The size of the little town suited her purposes well. It was a small, one-street, one-market, one-dispensary trading center serving a small population. Nobody stood out, or at least not by much. The children went to a good school four kilometers away. The teachers kept their pupils under constant observation and were quick to report if the latter misbehaved. Padlock could not have asked for more. The Catholic subparish church was one kilometer away, and the priest visited once a month to hear confessions and to say holy mass. The catechist, a hardworking man of Rwandan origin, treated her family with respect and Christian love. Padlock liked the man and was generous to his six children. She made them dresses and shirts at no cost from remnant pieces of cloth. Whenever the priest visited, Padlock got a place in front of the altar. It made her feel that the priest was talking directly and exclusively to her. She watched everything he did. She listened carefully to every song the choir sang. It was her show. She contributed to the big meal cooked for the priest on such occasions. She liked being consulted by the catechist on various matters. She liked her new position in life. She had finally found her center, and she had no plans to relinquish it.

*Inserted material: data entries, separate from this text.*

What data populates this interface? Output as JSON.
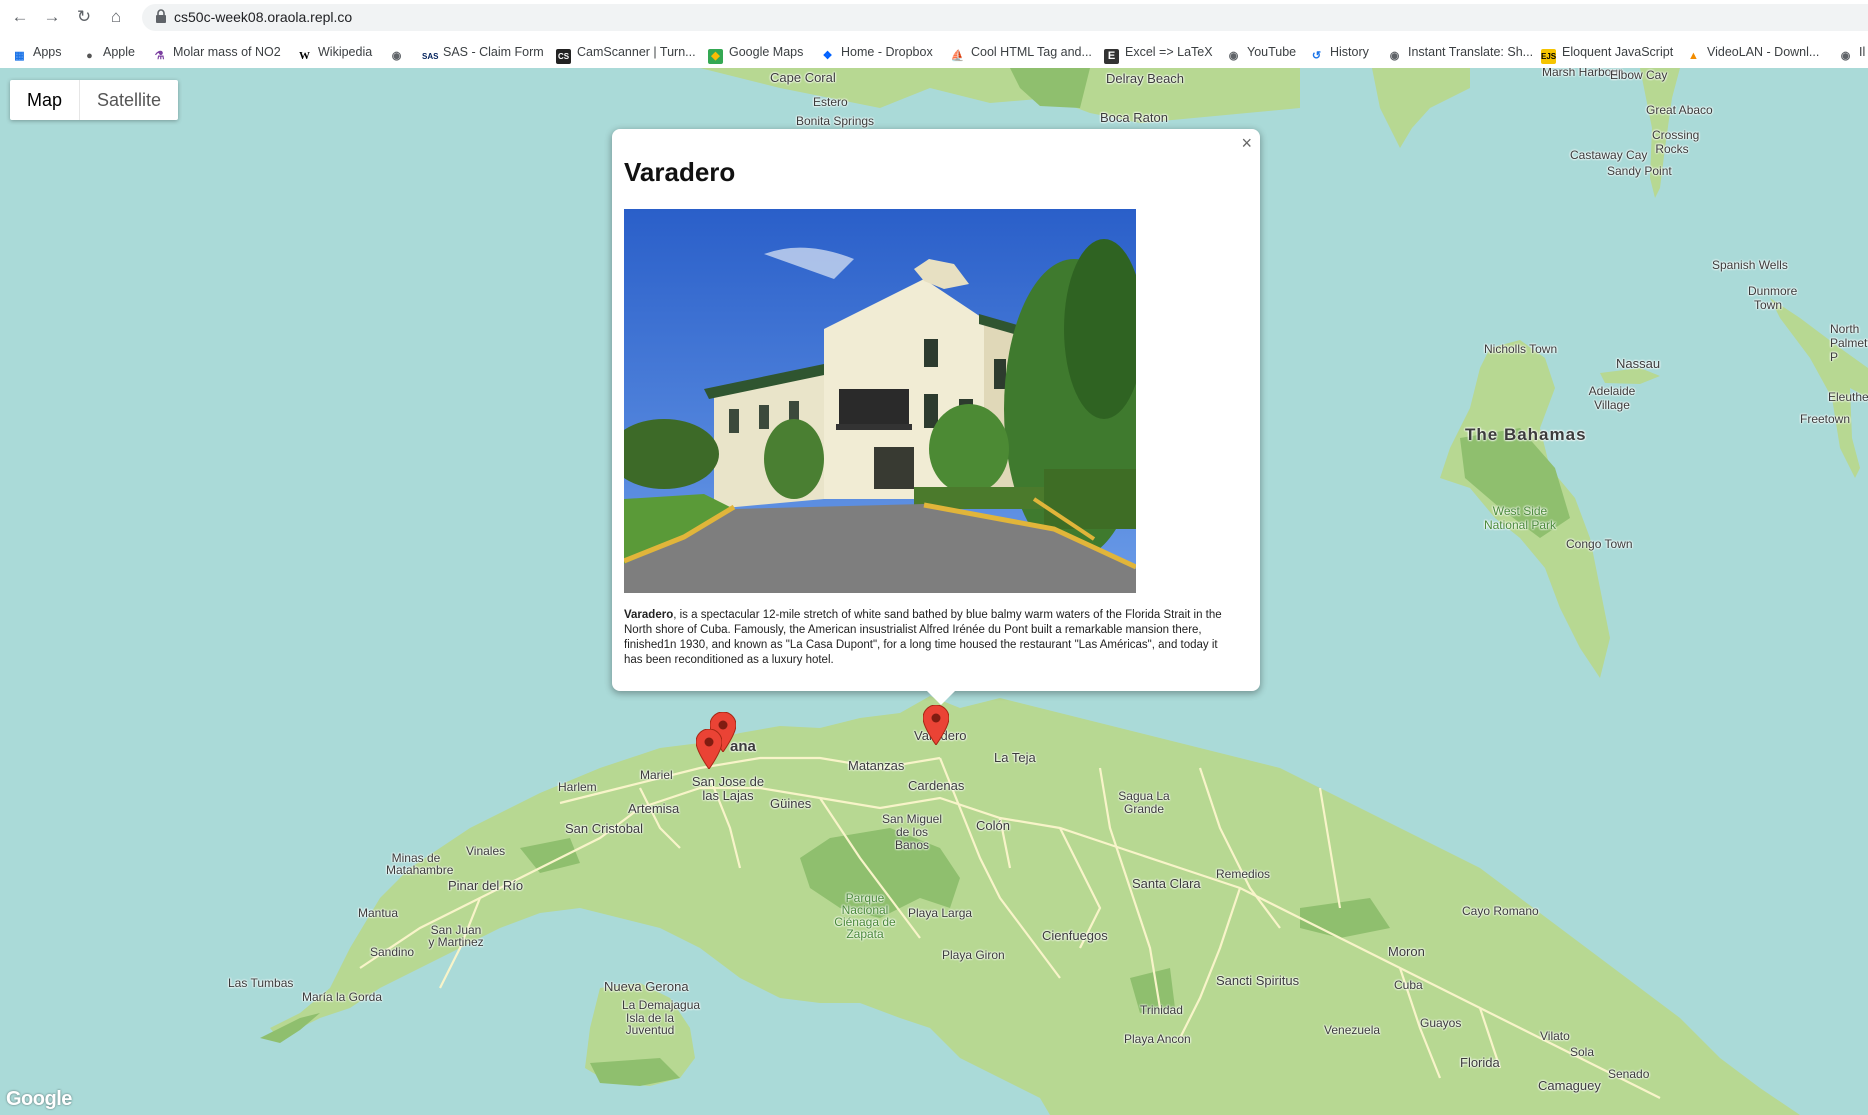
{
  "browser": {
    "url": "cs50c-week08.oraola.repl.co",
    "bookmarks": [
      {
        "label": "Apps",
        "icon": "apps-grid-icon"
      },
      {
        "label": "Apple",
        "icon": "apple-icon"
      },
      {
        "label": "Molar mass of NO2",
        "icon": "flask-icon"
      },
      {
        "label": "Wikipedia",
        "icon": "wikipedia-icon"
      },
      {
        "label": "",
        "icon": "globe-icon"
      },
      {
        "label": "SAS - Claim Form",
        "icon": "sas-icon"
      },
      {
        "label": "CamScanner | Turn...",
        "icon": "camscanner-icon"
      },
      {
        "label": "Google Maps",
        "icon": "google-maps-icon"
      },
      {
        "label": "Home - Dropbox",
        "icon": "dropbox-icon"
      },
      {
        "label": "Cool HTML Tag and...",
        "icon": "sail-icon"
      },
      {
        "label": "Excel => LaTeX",
        "icon": "latex-icon"
      },
      {
        "label": "YouTube",
        "icon": "globe-icon"
      },
      {
        "label": "History",
        "icon": "history-icon"
      },
      {
        "label": "Instant Translate: Sh...",
        "icon": "globe-icon"
      },
      {
        "label": "Eloquent JavaScript",
        "icon": "ejs-icon"
      },
      {
        "label": "VideoLAN - Downl...",
        "icon": "vlc-icon"
      },
      {
        "label": "Il",
        "icon": "globe-icon"
      }
    ]
  },
  "map": {
    "type_buttons": [
      "Map",
      "Satellite"
    ],
    "active_type": "Map",
    "logo": "Google",
    "labels": {
      "cape_coral": "Cape Coral",
      "estero": "Estero",
      "bonita_springs": "Bonita Springs",
      "delray_beach": "Delray Beach",
      "boca_raton": "Boca Raton",
      "marsh_harbour": "Marsh Harbour",
      "elbow_cay": "Elbow Cay",
      "great_abaco": "Great Abaco",
      "crossing_rocks": "Crossing Rocks",
      "castaway_cay": "Castaway Cay",
      "sandy_point": "Sandy Point",
      "spanish_wells": "Spanish Wells",
      "dunmore_town": "Dunmore Town",
      "north_palmetto": "North Palmetto P",
      "nicholls_town": "Nicholls Town",
      "nassau": "Nassau",
      "adelaide_village": "Adelaide Village",
      "eleuthera": "Eleuther",
      "freetown": "Freetown",
      "the_bahamas": "The Bahamas",
      "west_side": "West Side National Park",
      "congo_town": "Congo Town",
      "havana": "ana",
      "varadero": "Varadero",
      "la_teja": "La Teja",
      "matanzas": "Matanzas",
      "mariel": "Mariel",
      "harlem": "Harlem",
      "san_jose": "San Jose de las Lajas",
      "artemisa": "Artemisa",
      "guines": "Güines",
      "cardenas": "Cardenas",
      "san_cristobal": "San Cristobal",
      "san_miguel": "San Miguel de los Banos",
      "colon": "Colón",
      "sagua": "Sagua La Grande",
      "minas": "Minas de Matahambre",
      "vinales": "Vinales",
      "pinar": "Pinar del Río",
      "remedios": "Remedios",
      "santa_clara": "Santa Clara",
      "parque": "Parque Nacional Ciénaga de Zapata",
      "playa_larga": "Playa Larga",
      "mantua": "Mantua",
      "san_juan": "San Juan y Martinez",
      "playa_giron": "Playa Giron",
      "cienfuegos": "Cienfuegos",
      "cayo_romano": "Cayo Romano",
      "sandino": "Sandino",
      "moron": "Moron",
      "las_tumbas": "Las Tumbas",
      "maria_gorda": "María la Gorda",
      "nueva_gerona": "Nueva Gerona",
      "la_demajagua": "La Demajagua",
      "isla": "Isla de la Juventud",
      "sancti": "Sancti Spiritus",
      "cuba": "Cuba",
      "trinidad": "Trinidad",
      "venezuela": "Venezuela",
      "guayos": "Guayos",
      "playa_ancon": "Playa Ancon",
      "vilato": "Vilato",
      "sola": "Sola",
      "senado": "Senado",
      "florida": "Florida",
      "camaguey": "Camaguey"
    }
  },
  "infowindow": {
    "title": "Varadero",
    "close": "×",
    "desc_bold": "Varadero",
    "desc_rest": ", is a spectacular 12-mile stretch of white sand bathed by blue balmy warm waters of the Florida Strait in the North shore of Cuba. Famously, the American insustrialist Alfred Irénée du Pont built a remarkable mansion there, finished1n 1930, and known as \"La Casa Dupont\", for a long time housed the restaurant \"Las Américas\", and today it has been reconditioned as a luxury hotel.",
    "photo_subject": "La Casa Dupont mansion"
  },
  "colors": {
    "water": "#aadad8",
    "land": "#b7d892",
    "land_dark": "#8fbf6e",
    "road": "#f8f4c9",
    "marker": "#ea4335"
  }
}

Serenity, on the other hand, was a townsman and remained behind in Kampala during the week. He vacated the pagoda and moved into a smaller house with one bedroom, a sitting room, a kitchen and a bathroom. It was linked to two other houses of the same type, all wrapped inside a fence. His neighbors were people in their forties and fifties, looking for peace amidst the turmoil of the city. Now Serenity could enjoy the anonymity of the city with the convenience of being at the center of things. In the evening he read his books and listened to the radio, mostly BBC or Voice of America. During the day, he dealt with trade-union affairs at the office or at meeting places in town. He never invited colleagues home: it was his own private space. He usually ate at a small restaurant in town, and only prepared himself tea when he returned home in the evening. Nakibuka came for a few days each week and served him carefully prepared meals, as though she were courting him. On the weekend he would board a bus to visit Padlock and the children, taking them commodities they needed. Serenity fulfilled the duties of a provider with guilt-laden efficiency, floating between the world of the married and the unmarried and bouncing between wife and lover with somnolent ease.